Capítulo 107: Compartilhando o Mesmo Quarto, Sonhos Aromáticos e Encantadores
"O que significa 'igual a mim'?" Ye Zhiqiu interrompeu Liu Yan, surpreso.
"Ele é como você, diz ser um discípulo de Maoshan", respondeu Liu Yan, revirando os olhos.
"Eu sou um discípulo legítimo de Maoshan. O que é essa história de 'dizer ser um discípulo de Maoshan'?" Ye Zhiqiu balançou a cabeça e continuou: "Isso não tem nada a ver com as artes místicas da seita Maoshan. Claramente, é uma farsa, um caminho torto ou um charlatão de feira fazendo truques de mágica. Já que há um impostor se passando por um discípulo de Maoshan, serei obrigado a ir ver e desmascarar suas artimanhas! Mas isso terá que esperar até que eu volte do Monte Emei."
Como o assunto envolvia a reputação da seita Maoshan, Ye Zhiqiu não poderia ficar de braços cruzados; ele teria que confrontar esse sujeito que parecia impossível de matar.
Liu Yan assentiu: "Marquei com aquele cliente para daqui a três dias. Será perfeito quando você voltar do Monte Emei."
"Combinado. Assim que eu retornar, capturarei o velho fantasma Zhou Suiwen e darei uma lição nesse falso discípulo de Maoshan!" Ye Zhiqiu assentiu e foi para o palácio subterrâneo dormir, para vigiar Liu Xue.

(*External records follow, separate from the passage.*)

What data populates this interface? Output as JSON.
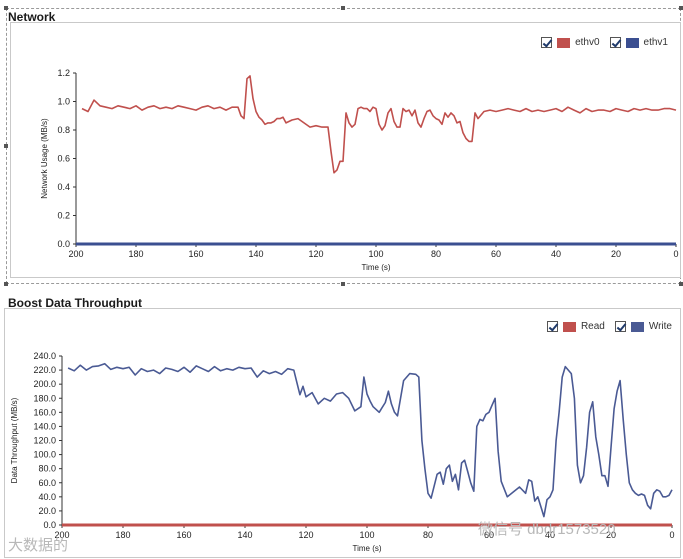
{
  "colors": {
    "ethv0": "#c0504d",
    "ethv1": "#3b4f91",
    "read": "#c0504d",
    "write": "#4a5a94"
  },
  "chart_data": [
    {
      "type": "line",
      "title": "Network",
      "xlabel": "Time (s)",
      "ylabel": "Network Usage (MB/s)",
      "xlim": [
        200,
        0
      ],
      "ylim": [
        0,
        1.2
      ],
      "x_ticks": [
        "200",
        "180",
        "160",
        "140",
        "120",
        "100",
        "80",
        "60",
        "40",
        "20",
        "0"
      ],
      "y_ticks": [
        "0.0",
        "0.2",
        "0.4",
        "0.6",
        "0.8",
        "1.0",
        "1.2"
      ],
      "legend": [
        {
          "name": "ethv0",
          "checked": true
        },
        {
          "name": "ethv1",
          "checked": true
        }
      ],
      "series": [
        {
          "name": "ethv0",
          "x": [
            198,
            196,
            194,
            192,
            190,
            188,
            186,
            184,
            182,
            180,
            178,
            176,
            174,
            172,
            170,
            168,
            166,
            164,
            162,
            160,
            158,
            156,
            154,
            152,
            150,
            148,
            146,
            145,
            144,
            143,
            142,
            141,
            140,
            139,
            138,
            137,
            136,
            135,
            134,
            133,
            132,
            131,
            130,
            128,
            126,
            124,
            122,
            120,
            118,
            116,
            115,
            114,
            113,
            112,
            111,
            110,
            109,
            108,
            107,
            106,
            105,
            104,
            103,
            102,
            101,
            100,
            99,
            98,
            97,
            96,
            95,
            94,
            93,
            92,
            91,
            90,
            89,
            88,
            87,
            86,
            85,
            84,
            83,
            82,
            81,
            80,
            79,
            78,
            77,
            76,
            75,
            74,
            73,
            72,
            71,
            70,
            69,
            68,
            67,
            66,
            64,
            62,
            60,
            58,
            56,
            54,
            52,
            50,
            48,
            46,
            44,
            42,
            40,
            38,
            36,
            34,
            32,
            30,
            28,
            26,
            24,
            22,
            20,
            18,
            16,
            14,
            12,
            10,
            8,
            6,
            4,
            2,
            0
          ],
          "values": [
            0.95,
            0.93,
            1.01,
            0.97,
            0.96,
            0.95,
            0.97,
            0.96,
            0.95,
            0.97,
            0.94,
            0.96,
            0.97,
            0.95,
            0.96,
            0.95,
            0.97,
            0.96,
            0.95,
            0.94,
            0.96,
            0.97,
            0.95,
            0.96,
            0.94,
            0.96,
            0.96,
            0.9,
            0.88,
            1.16,
            1.18,
            1.02,
            0.93,
            0.89,
            0.87,
            0.84,
            0.85,
            0.85,
            0.86,
            0.88,
            0.88,
            0.89,
            0.85,
            0.87,
            0.88,
            0.85,
            0.82,
            0.83,
            0.82,
            0.82,
            0.65,
            0.5,
            0.52,
            0.58,
            0.58,
            0.92,
            0.85,
            0.82,
            0.84,
            0.95,
            0.96,
            0.95,
            0.95,
            0.93,
            0.96,
            0.95,
            0.84,
            0.8,
            0.83,
            0.92,
            0.95,
            0.86,
            0.82,
            0.82,
            0.95,
            0.93,
            0.94,
            0.9,
            0.94,
            0.85,
            0.82,
            0.88,
            0.93,
            0.94,
            0.9,
            0.88,
            0.87,
            0.84,
            0.92,
            0.89,
            0.92,
            0.9,
            0.85,
            0.86,
            0.78,
            0.74,
            0.72,
            0.72,
            0.92,
            0.88,
            0.93,
            0.94,
            0.93,
            0.94,
            0.95,
            0.94,
            0.93,
            0.95,
            0.93,
            0.94,
            0.93,
            0.94,
            0.95,
            0.93,
            0.96,
            0.94,
            0.92,
            0.95,
            0.93,
            0.94,
            0.94,
            0.93,
            0.95,
            0.94,
            0.93,
            0.95,
            0.94,
            0.95,
            0.94,
            0.94,
            0.95,
            0.95,
            0.94
          ]
        },
        {
          "name": "ethv1",
          "x": [
            200,
            0
          ],
          "values": [
            0.0,
            0.0
          ]
        }
      ]
    },
    {
      "type": "line",
      "title": "Boost Data Throughput",
      "xlabel": "Time (s)",
      "ylabel": "Data Throughput (MB/s)",
      "xlim": [
        200,
        0
      ],
      "ylim": [
        0,
        240
      ],
      "x_ticks": [
        "200",
        "180",
        "160",
        "140",
        "120",
        "100",
        "80",
        "60",
        "40",
        "20",
        "0"
      ],
      "y_ticks": [
        "0.0",
        "20.0",
        "40.0",
        "60.0",
        "80.0",
        "100.0",
        "120.0",
        "140.0",
        "160.0",
        "180.0",
        "200.0",
        "220.0",
        "240.0"
      ],
      "legend": [
        {
          "name": "Read",
          "checked": true
        },
        {
          "name": "Write",
          "checked": true
        }
      ],
      "series": [
        {
          "name": "Read",
          "x": [
            200,
            0
          ],
          "values": [
            0.0,
            0.0
          ]
        },
        {
          "name": "Write",
          "x": [
            198,
            196,
            194,
            192,
            190,
            188,
            186,
            184,
            182,
            180,
            178,
            176,
            174,
            172,
            170,
            168,
            166,
            164,
            162,
            160,
            158,
            156,
            154,
            152,
            150,
            148,
            146,
            144,
            142,
            140,
            138,
            136,
            134,
            132,
            130,
            128,
            126,
            124,
            122,
            121,
            120,
            118,
            116,
            114,
            112,
            110,
            108,
            106,
            104,
            102,
            101,
            100,
            99,
            98,
            96,
            94,
            93,
            92,
            91,
            90,
            88,
            86,
            84,
            83,
            82,
            81,
            80,
            79,
            78,
            77,
            76,
            75,
            74,
            73,
            72,
            71,
            70,
            69,
            68,
            67,
            66,
            65,
            64,
            63,
            62,
            61,
            60,
            59,
            58,
            57,
            56,
            54,
            52,
            50,
            48,
            47,
            46,
            45,
            44,
            43,
            42,
            41,
            40,
            39,
            38,
            37,
            36,
            35,
            34,
            33,
            32,
            31,
            30,
            29,
            28,
            27,
            26,
            25,
            24,
            23,
            22,
            21,
            20,
            19,
            18,
            17,
            16,
            15,
            14,
            13,
            12,
            11,
            10,
            9,
            8,
            7,
            6,
            5,
            4,
            3,
            2,
            1,
            0
          ],
          "values": [
            223,
            219,
            227,
            220,
            225,
            226,
            229,
            221,
            224,
            222,
            224,
            213,
            222,
            218,
            220,
            215,
            223,
            221,
            218,
            224,
            217,
            226,
            222,
            218,
            225,
            219,
            222,
            220,
            224,
            222,
            223,
            210,
            219,
            215,
            218,
            214,
            222,
            220,
            185,
            197,
            182,
            188,
            172,
            180,
            176,
            186,
            188,
            180,
            162,
            168,
            210,
            186,
            176,
            168,
            160,
            174,
            190,
            172,
            160,
            155,
            205,
            215,
            214,
            210,
            120,
            80,
            45,
            38,
            55,
            72,
            75,
            58,
            80,
            85,
            62,
            72,
            50,
            88,
            92,
            76,
            60,
            48,
            140,
            150,
            148,
            157,
            160,
            170,
            180,
            105,
            62,
            40,
            47,
            54,
            45,
            64,
            62,
            34,
            40,
            26,
            12,
            36,
            40,
            50,
            120,
            160,
            210,
            225,
            220,
            215,
            180,
            85,
            60,
            70,
            110,
            160,
            175,
            125,
            100,
            70,
            70,
            55,
            110,
            165,
            190,
            205,
            150,
            100,
            60,
            50,
            45,
            42,
            44,
            42,
            28,
            23,
            45,
            50,
            48,
            40,
            40,
            42,
            50
          ]
        }
      ]
    }
  ],
  "watermark": {
    "left": "大数据的",
    "right": "微信号 dbdr1573520"
  }
}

Liu Yan também voltou ao seu quarto para cuidar de Qi Suyu.
A noite passou sem incidentes.
No dia seguinte, por volta das quatro da manhã, Ye Zhiqiu acordou e, sem sono, começou a praticar meditação no palácio subterrâneo.
Ao terminar, ele olhou para Liu Xue dentro do caixão e sussurrou: "Que estranho, Xue'er, por que não sonhei com você ontem à noite? Continue dormindo; quando eu voltar do Monte Emei, teremos um sonho sereno juntos..."
"O que está murmurando aí? Suba logo, prepare-se, vou levá-los à estação." A voz de Liu Yan ecoou pelo interfone no teto.
Droga, ela estava me monitorando de novo?
"Já vou, já vou!" O rosto de Ye Zhiqiu esquentou. Ele olhou para o teto, acenou para Liu Xue e saiu apressado do palácio subterrâneo.
Após uma noite de descanso, a aparência de Qi Suyu parecia ter melhorado muito e seu humor estava mais estável.
Liu Yan já havia arrumado a bagagem e disse: "Vou levá-los para a estação agora."
"Muito obrigada", agradeceu Qi Suyu em voz baixa.
Os três desceram e, ao saírem de casa, o dia estava apenas começando a clarear.
Chegaram silenciosamente à Estação Norte de Gangzhou. Liu Yan estacionou o carro e segurou a mão de Qi Suyu: "Espero que você se recupere e volte a ser quem era, feliz e confiante. Quando decidir voltar, nos avise; eu e Zhiqiu viremos buscá-la."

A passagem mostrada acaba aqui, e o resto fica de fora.